To the contrary, no one worried about its failure states is dismissing it. They believe that even if it doesn’t match its hype, it’s going to destabilize society.

It’s already trivializing being rewarded for art. You want to be paid while you learn how to make excellent art work and CGI? Well just how will that work?

Phishing scams are now profitable for victim types it wasnt before.

Education is taking a hammering, that biblical is a fair adjective to apply. Most courses will have to resort to pen and paper exams, a reversal of digitization changes since the 90s.

This isn’t even if things hit the hype levels


And the question to ask here is: for what?

Why are we doing all this to ourselves? So the rich get even richer while the rest is even worse off?

Why are smart minds enabling this? My university had mandatory computer science ethics classes. I used to think they were a waste of time.
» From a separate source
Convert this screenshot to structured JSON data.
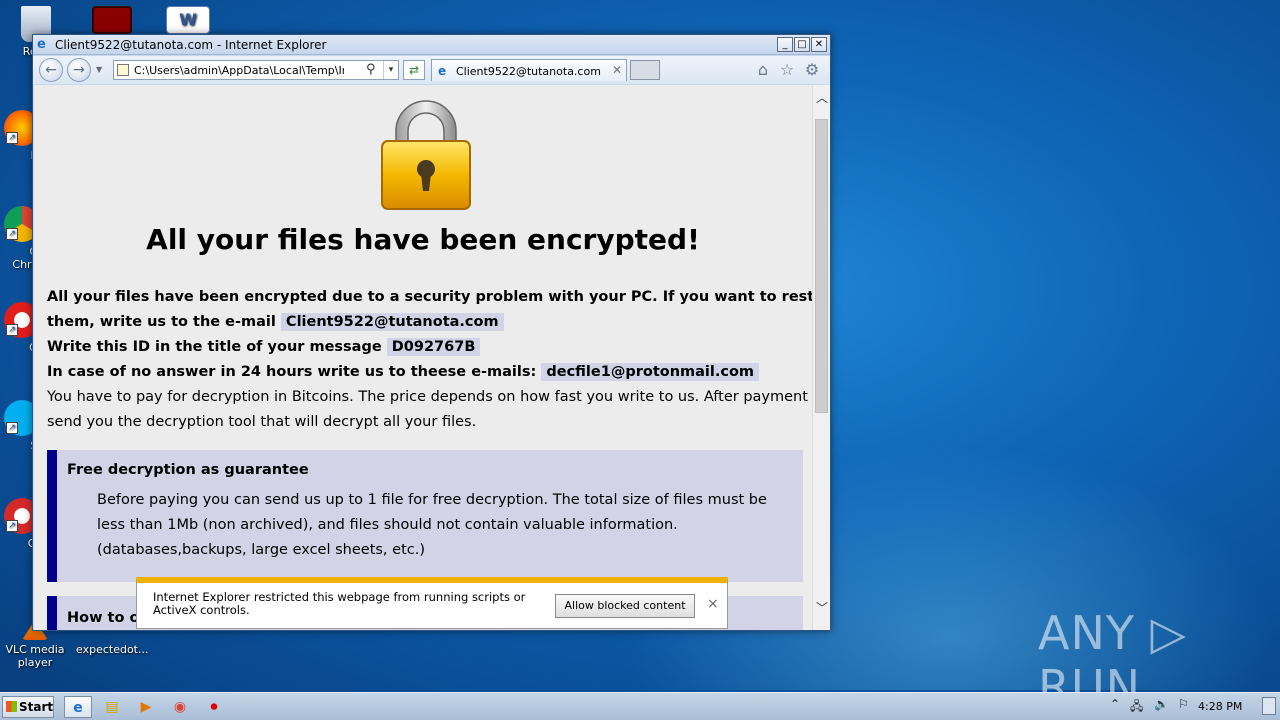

Clearly, I was wrong.


The tech inherently requires enormous capital investment and thus further entrenches the power of capital.

There's no nice way to do what is inherently a power grab, taking power from labor and giving it to capital.


> The tech is amazing, let's build it in a nice way.

We tried that before, during the early 2000s there was huge optimism about tech, democratisation of information, people would be more well informed, with access to all the knowledge in the world.

In the end it wasn't built in a nice way, moneyed interests took over, social media exploded, fewer companies captured a lot of different markets after getting extremely well capitalised, buying competitors to stamp them out, or buying them to integrate into their own ecosystems and control new markets (e.g.: social media again).

The tech is amazing, the corporations behind it not so much, the capital investments required are absurdly large which gives even more power to already capitalised entities which, generally speaking, do not behave in moral and ethical ways.

There's no opportunity to build it in a nice way, that's not where the incentives are so inevitably that's not where it will go, hence the pessimism about it founded on historical facts.